There was all that and, above all, there was the raw fear her appearance provoked. If anything, Ruthie thought Edie Chambers had undersold the fear. She wondered how much death Rachel had inflicted in the two centuries since rudely being denied her own. She had no way of knowing. Her instinct insisted quite a lot. She sensed the unruly terror of Rachel’s wrath and it made her tremble inside her clothes.
‘You were here once before,’ a papery voice whispered. ‘You’re the storyteller.’
Ruthie nodded. She was too nervous to trust herself to speak. She’d try to speak in a moment when she’d found more self-possession. Rachel Ballantyne floated and drifted before her unmoored, a shiftless, uncertain proposition. Apparently she was capricious and could be gleefully cruel. She charged the air itself there appallingly with risk. Ruthie needed a moment to compose herself in the face of this catalogue of sensory assaults. She felt at the mercy of a cyclone oddly still, at the static centre of a petrified storm.
‘I would like to be told a story,’ Rachel said. ‘I would like that very much.’
‘Would you like also to wear the nightgown?’
‘That would greatly please me also, but I cannot, for I am grievous soiled,’ Rachel Ballantyne sai
d. ‘I am grimy with filth, sore unworthy of such finery.’
She sounded so abjectly sad that Ruthie was lost for a response. Then she heard words spoken from behind her, clearly and strongly and shot through with sympathy.

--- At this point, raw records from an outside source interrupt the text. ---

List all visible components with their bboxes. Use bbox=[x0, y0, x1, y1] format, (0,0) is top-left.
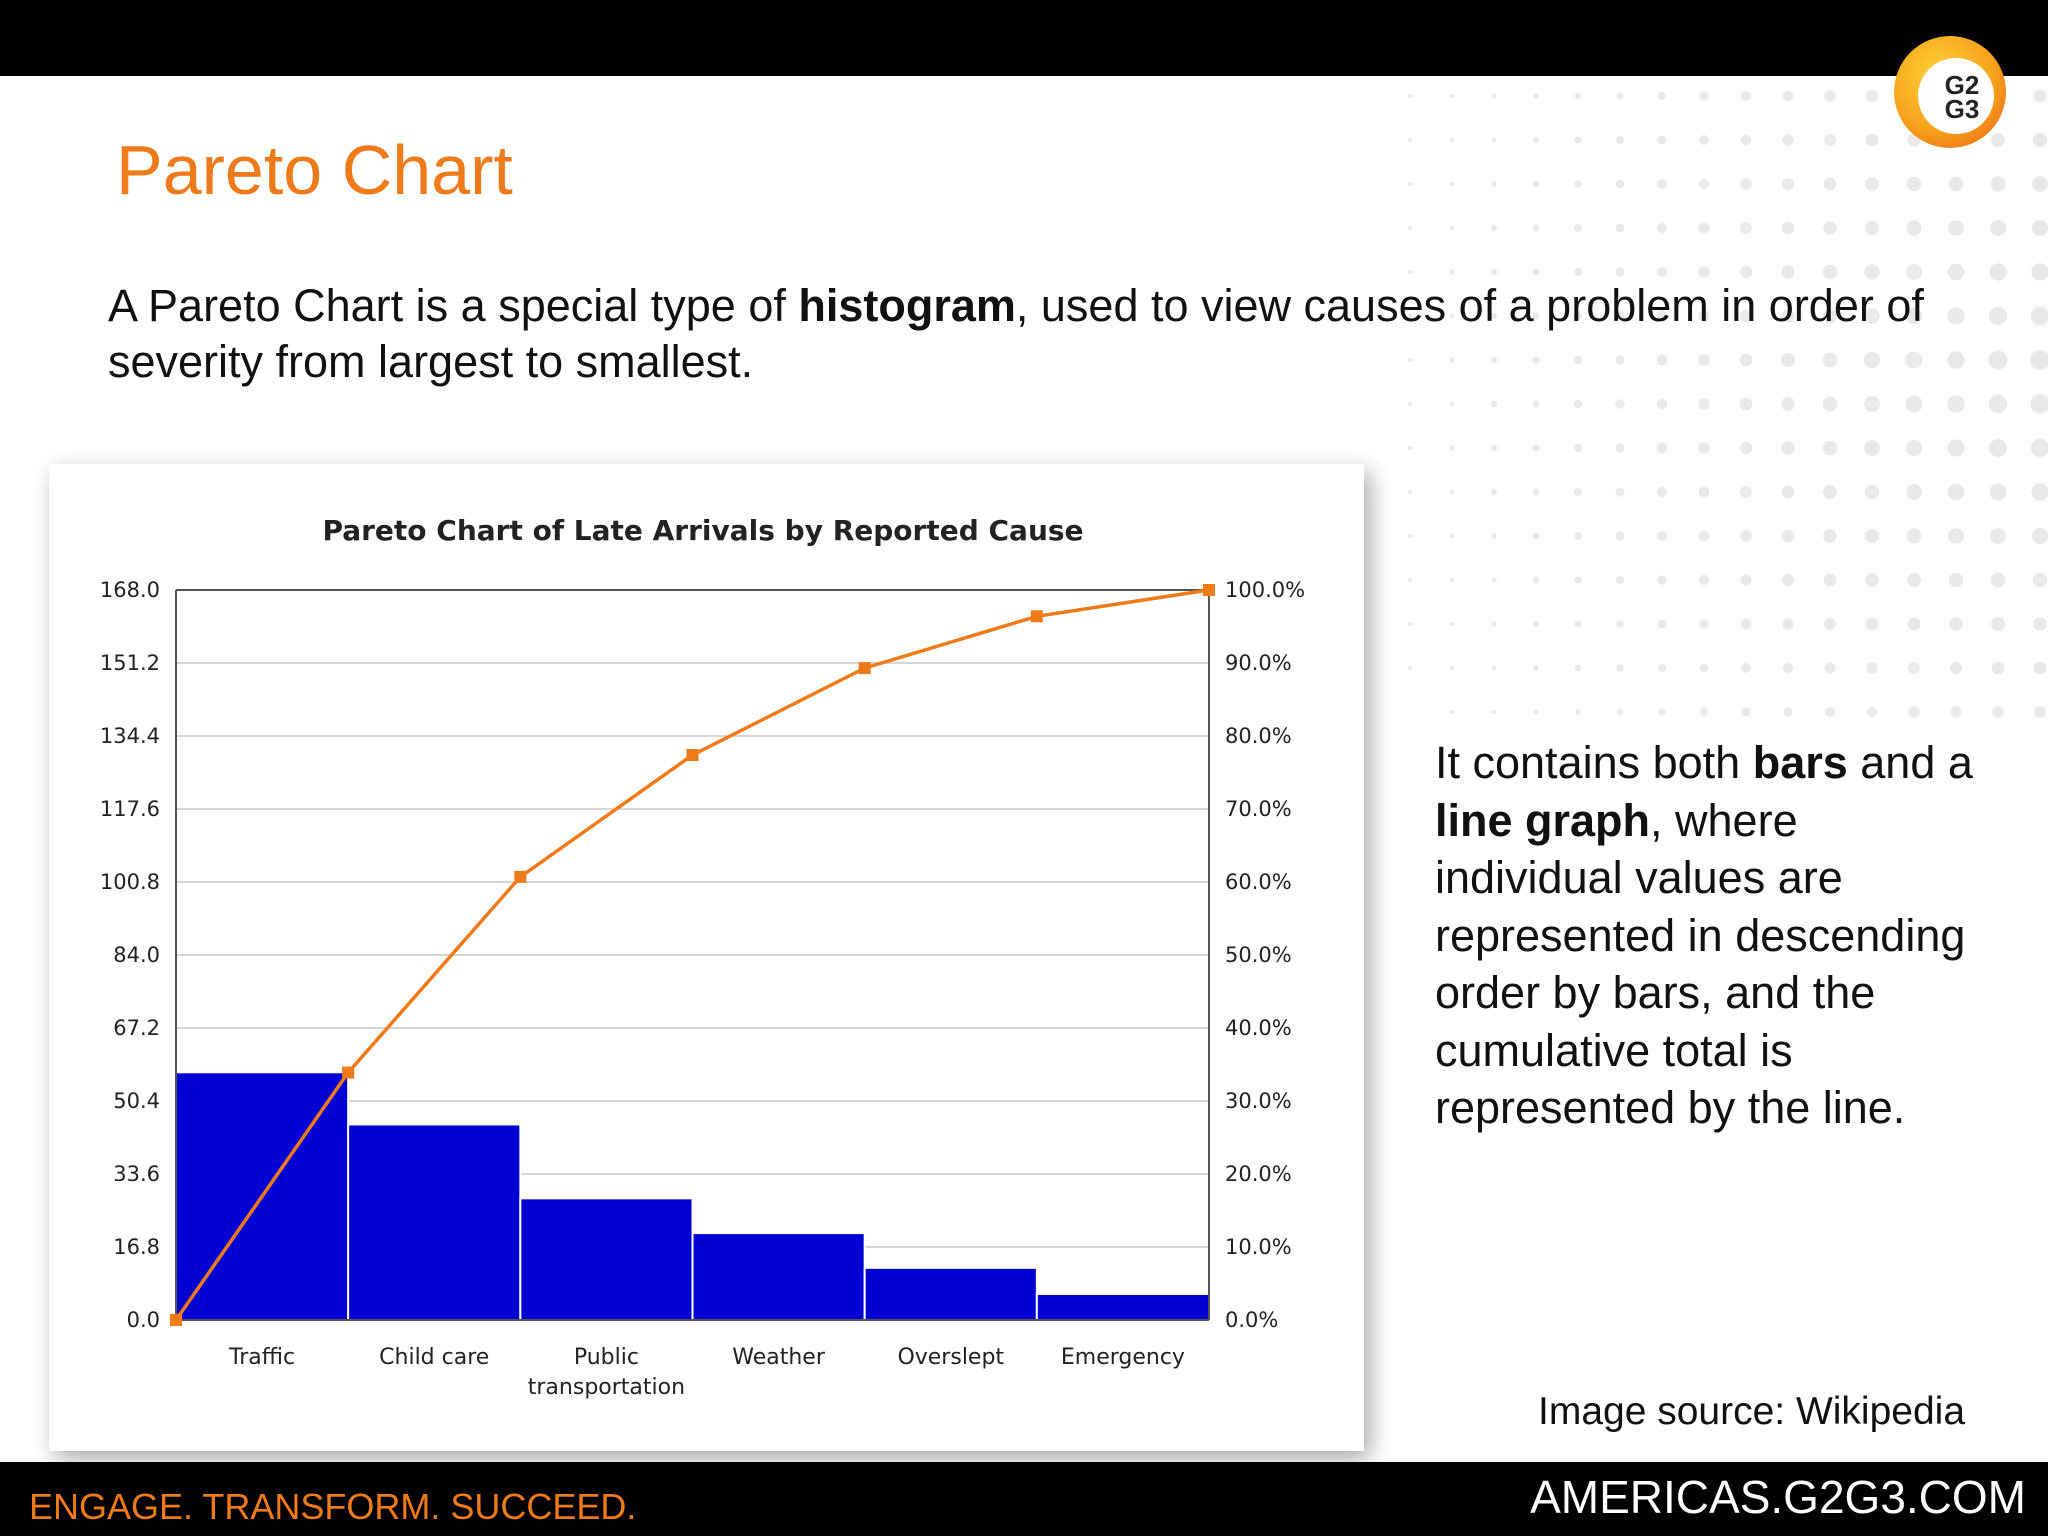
intro-text-start: A Pareto Chart is a special type of bbox=[108, 280, 799, 331]
x-tick-label: Emergency bbox=[1061, 1345, 1185, 1370]
y-tick-label: 134.4 bbox=[100, 724, 160, 748]
side-bold-line-graph: line graph bbox=[1435, 794, 1651, 846]
y2-tick-label: 80.0% bbox=[1225, 724, 1292, 748]
intro-bold-term: histogram bbox=[798, 280, 1016, 331]
y-tick-label: 168.0 bbox=[100, 578, 160, 602]
cumulative-point bbox=[342, 1066, 355, 1079]
bar-weather bbox=[691, 1232, 866, 1321]
image-source-note: Image source: Wikipedia bbox=[1538, 1390, 1966, 1433]
bottom-bar bbox=[0, 1462, 2048, 1536]
side-text-1: It contains both bbox=[1435, 737, 1753, 788]
y2-tick-label: 50.0% bbox=[1225, 943, 1292, 967]
x-tick-label: transportation bbox=[528, 1375, 685, 1400]
y2-tick-label: 40.0% bbox=[1225, 1016, 1292, 1040]
intro-text-end: , used to view causes of a problem in or… bbox=[108, 280, 1924, 387]
y-tick-label: 0.0 bbox=[127, 1308, 160, 1332]
slide-title: Pareto Chart bbox=[116, 131, 513, 209]
y-tick-label: 67.2 bbox=[113, 1016, 160, 1040]
footer-website: AMERICAS.G2G3.COM bbox=[1530, 1471, 2026, 1523]
cumulative-point bbox=[686, 748, 699, 761]
y2-tick-label: 30.0% bbox=[1225, 1089, 1292, 1113]
g2g3-logo: G2 G3 bbox=[1894, 36, 2006, 148]
y-tick-label: 100.8 bbox=[100, 870, 160, 894]
top-bar bbox=[0, 0, 2048, 76]
y2-tick-label: 100.0% bbox=[1225, 578, 1305, 602]
y2-tick-label: 20.0% bbox=[1225, 1162, 1292, 1186]
side-bold-bars: bars bbox=[1752, 737, 1848, 788]
cumulative-point bbox=[1030, 610, 1043, 623]
cumulative-point bbox=[514, 870, 527, 883]
y-tick-label: 50.4 bbox=[113, 1089, 160, 1113]
background-dot-pattern bbox=[1407, 89, 2048, 718]
y2-tick-label: 60.0% bbox=[1225, 870, 1292, 894]
svg-text:G3: G3 bbox=[1945, 94, 1980, 124]
y2-tick-label: 10.0% bbox=[1225, 1235, 1292, 1259]
bar-overslept bbox=[863, 1266, 1038, 1321]
intro-paragraph: A Pareto Chart is a special type of hist… bbox=[108, 278, 1968, 390]
y-tick-label: 33.6 bbox=[113, 1162, 160, 1186]
side-text-2: and a bbox=[1847, 737, 1973, 788]
x-tick-label: Public bbox=[574, 1345, 639, 1370]
side-text-3: , where individual values are represente… bbox=[1435, 794, 1966, 1134]
x-tick-label: Traffic bbox=[228, 1345, 295, 1370]
bar-child-care bbox=[347, 1123, 522, 1322]
y2-tick-label: 0.0% bbox=[1225, 1308, 1278, 1332]
bar-emergency bbox=[1035, 1292, 1210, 1322]
x-tick-label: Weather bbox=[732, 1345, 826, 1370]
x-tick-label: Overslept bbox=[897, 1345, 1004, 1370]
cumulative-point bbox=[170, 1314, 182, 1326]
cumulative-point bbox=[1203, 584, 1215, 596]
bar-public-transportation bbox=[519, 1197, 694, 1321]
chart-title: Pareto Chart of Late Arrivals by Reporte… bbox=[322, 514, 1083, 547]
svg-text:G2: G2 bbox=[1945, 70, 1980, 100]
side-description: It contains both bars and a line graph, … bbox=[1435, 734, 1995, 1137]
cumulative-point bbox=[858, 662, 871, 675]
y-tick-label: 117.6 bbox=[100, 797, 160, 821]
pareto-chart: 0.0 0.0% 16.8 10.0% 33.6 20.0% 50.4 30.0% 67.2 40… bbox=[100, 514, 1305, 1400]
y-tick-label: 16.8 bbox=[113, 1235, 160, 1259]
y2-tick-label: 90.0% bbox=[1225, 651, 1292, 675]
x-tick-label: Child care bbox=[379, 1345, 489, 1370]
y2-tick-label: 70.0% bbox=[1225, 797, 1292, 821]
y-tick-label: 84.0 bbox=[113, 943, 160, 967]
footer-tagline: ENGAGE. TRANSFORM. SUCCEED. bbox=[29, 1486, 637, 1527]
y-tick-label: 151.2 bbox=[100, 651, 160, 675]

‘I’ll wash your hands and feet for you if you’ll permit me, Rachel. Let’s go to somewhere more practical for that task. And then you can put on your new nightgown and have your hair brushed properly and hear the story Ruthie has for you.’
It was Edie. It was Edie fucking Chambers, bold and nerveless and judging from the slight smile on Rachel’s smudged features and the girlish twist of pleasure at her waist, saying all the right things.
She followed them to one of the suites. Edie washed her hands and feet and Ruthie swapped her fetid rags for the new nightdress. They did most of it with averted eyes, swallowing panic and bile, fighting terror, quelling revulsion, martialing the awful pity they both felt and making that drive them to complete their tasks. And then with her role fulfilled, Edie took her bucket of putrid water and black suds floating above it and left them to continue with their unfinished business.
Rachel sat cross-legged on the suite’s king-sized bed. She might have been slightly above it, her scrawny rear not quite touching the counterpane, but Ruthie spared herself that uncertain detail. She sat behind Rachel and brushed her hair, ignoring the lice that seethed on her scalp, teasing at the knots, soothing out the tangles, making smooth tresses, or attempting to, of what had been a long time brittle and dead.
She chose her story carefully. She allowed no anachronisms. It had to be a tale a girl of 10 at the end of the 18th century would understand and more importantly, enjoy. Years earlier she’d invented Princess Avalon, friend to the Goblin King and the Witch of the North, owner of a sword and sometimes wearer of armour, protector of an invisible boy present only in his shadow, rider of a magical horse that could fly. It was whimsical stuff, but Avalon was bold and spirited and her audience of one seemed to like it well enough.